Don’t Relax—Yet


CT Insider

The school is over 99% vaccinated—but risk of infection isn’t zero.

We are almost there. 

But not yet. 

COVID-19 has plagued our world for more than two years. The world we know now has experienced an immense social, economic, commercial, and political metamorphosis since the original 2020 outbreak. The pandemic has revolutionized the way we live, from our sanitation habits to how we go to school or work. While we see the light of the day already ahead of us, it remains imperative that we do not trip or fall on the course back to normalcy. Following the sharp increase in COVID-19 cases in the U.S. and around the world during the past weeks due to the Omicron variant, countries have commenced the process of reopening as new case and death rates decline. 

Despite this trend, Hotchkiss continues to observe around five to ten new cases every week. As Connecticut relaxes its masking rules, we should continue to be vigilant of our health. Even though our surveillance tests can vastly decrease the probability of on-campus virus spread, contact with the “outside world,” which still has a multitude of COVID-19 cases, is omnipresent.

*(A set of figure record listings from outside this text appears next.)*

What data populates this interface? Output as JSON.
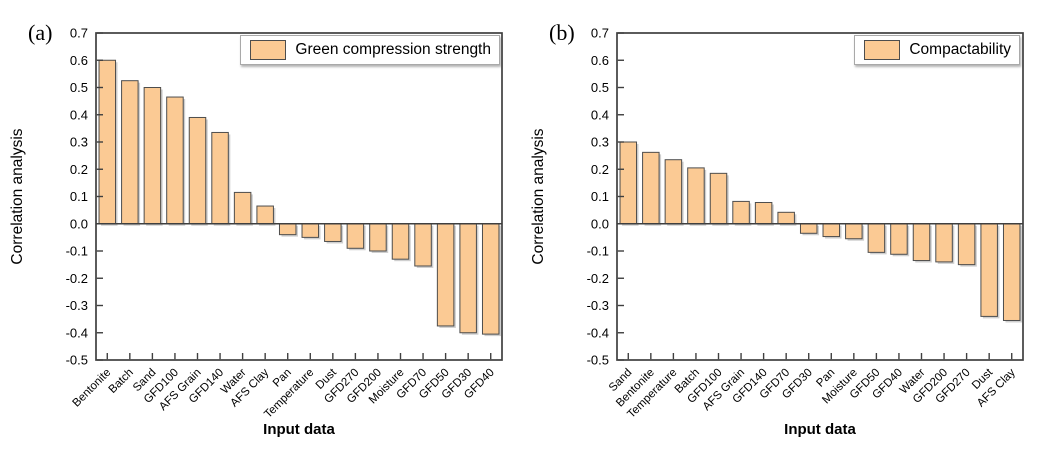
{
  "figure": {
    "background": "#ffffff",
    "colors": {
      "bar_fill": "#FBCA94",
      "bar_stroke": "#4d4d4d",
      "bar_shadow": "#a8a8a8",
      "axis": "#3f3f3f",
      "text": "#000000",
      "legend_border": "#a9a9a9"
    }
  },
  "chart_data": [
    {
      "type": "bar",
      "panel_label": "(a)",
      "legend": "Green compression strength",
      "legend_position": "top-right",
      "xlabel": "Input data",
      "ylabel": "Correlation analysis",
      "ylim": [
        -0.5,
        0.7
      ],
      "grid": false,
      "yticks": [
        "0.7",
        "0.6",
        "0.5",
        "0.4",
        "0.3",
        "0.2",
        "0.1",
        "0.0",
        "-0.1",
        "-0.2",
        "-0.3",
        "-0.4",
        "-0.5"
      ],
      "categories": [
        "Bentonite",
        "Batch",
        "Sand",
        "GFD100",
        "AFS Grain",
        "GFD140",
        "Water",
        "AFS Clay",
        "Pan",
        "Temperature",
        "Dust",
        "GFD270",
        "GFD200",
        "Moisture",
        "GFD70",
        "GFD50",
        "GFD30",
        "GFD40"
      ],
      "values": [
        0.6,
        0.525,
        0.5,
        0.465,
        0.39,
        0.335,
        0.115,
        0.065,
        -0.04,
        -0.05,
        -0.065,
        -0.09,
        -0.1,
        -0.13,
        -0.155,
        -0.375,
        -0.4,
        -0.405
      ]
    },
    {
      "type": "bar",
      "panel_label": "(b)",
      "legend": "Compactability",
      "legend_position": "top-right",
      "xlabel": "Input data",
      "ylabel": "Correlation analysis",
      "ylim": [
        -0.5,
        0.7
      ],
      "grid": false,
      "yticks": [
        "0.7",
        "0.6",
        "0.5",
        "0.4",
        "0.3",
        "0.2",
        "0.1",
        "0.0",
        "-0.1",
        "-0.2",
        "-0.3",
        "-0.4",
        "-0.5"
      ],
      "categories": [
        "Sand",
        "Bentonite",
        "Temperature",
        "Batch",
        "GFD100",
        "AFS Grain",
        "GFD140",
        "GFD70",
        "GFD30",
        "Pan",
        "Moisture",
        "GFD50",
        "GFD40",
        "Water",
        "GFD200",
        "GFD270",
        "Dust",
        "AFS Clay"
      ],
      "values": [
        0.3,
        0.262,
        0.235,
        0.205,
        0.185,
        0.082,
        0.078,
        0.042,
        -0.035,
        -0.047,
        -0.055,
        -0.105,
        -0.112,
        -0.135,
        -0.14,
        -0.15,
        -0.34,
        -0.355
      ]
    }
  ]
}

Day students, interscholastic athletic matches, and Millerton excursions can all contribute to the risk of infection on campus. Moreover, the Omicron variant is much more contagious than previous variants and other viruses we have seen before. On the positive side, the severity of the illness has decreased, with a staggering 16% asymptomatic rate. However, for many with weaker immune systems, such as those who cannot receive vaccines due to allergies or seniors whose immune efficiency is lower, this disease can cause acute symptoms and even death. The U.S. still observes thousands of daily deaths due to COVID-19. Most of the students, faculty, and staff at Hotchkiss are fully vaccinated and healthy. Still, we must keep in mind that if a person contracts COVID-19, they would have to return to their homes, increasing the risk of infection on family members at home. Keeping us and our loved ones safe requires diligent protection against COVID-19. 

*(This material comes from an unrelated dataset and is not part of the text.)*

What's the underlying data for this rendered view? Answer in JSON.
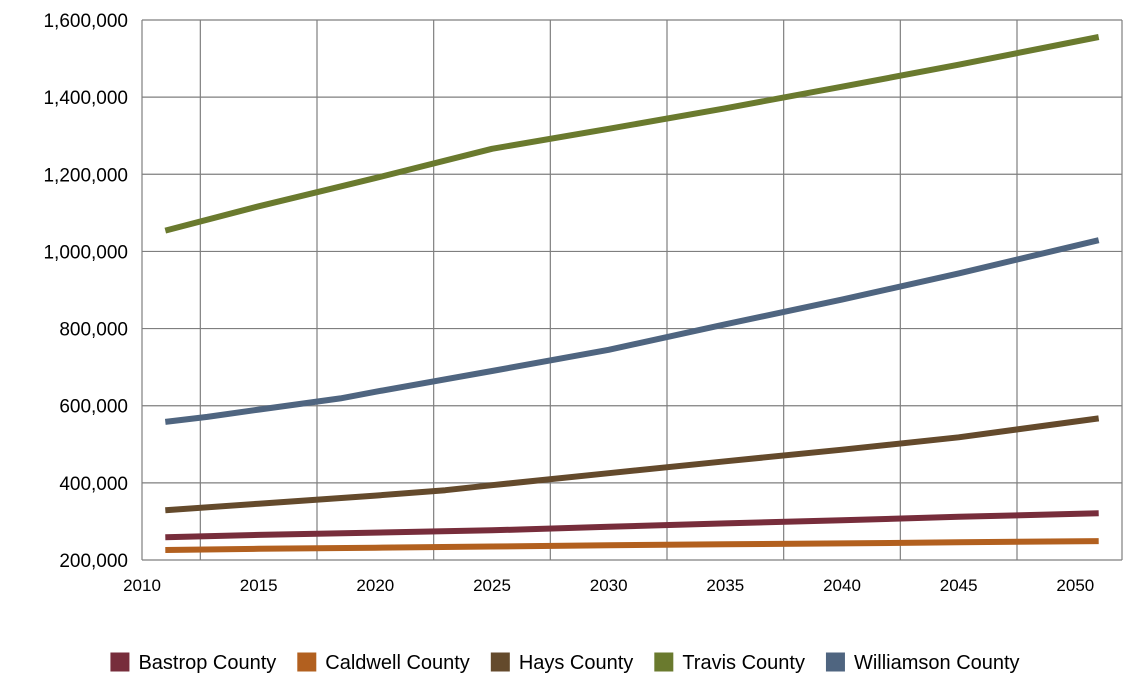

Besides good sanitation habits, the school should continue to implement precautions for infected students. While the administration has done an excellent job of testing and quarantining positive cases, their methods of identifying close contacts need improvement—simply asking infected students about their interactions with others isn’t enough. For example, Student A is close friends with another student, B. When B receives a positive COVID-19 test result, A could ask B not to identify them as a close contact to avoid the consequences: additional masking rules, not being able to participate in their co-curricular, and not being able to eat in the dining hall, etc. Therefore, the system of identifying close contacts is flawed, and it is almost certain that many possibly infected students are unaccounted for. This increases the risk of the virus spreading in the community and threatens the health and safety of all.

Additionally, quarantining close contacts for a day or two is an effective and productive device to decrease the number of infected individuals significantly. If implemented well, the system could identify positive cases before any spread occurs. One day of online classes with a surveillance test of close contacts is crucially important as it gives the School time to identify positive cases and take the proper precautions. 

As we look forward to the end of lockdowns and the pandemic in the imminent future, we should approach normality with great caution.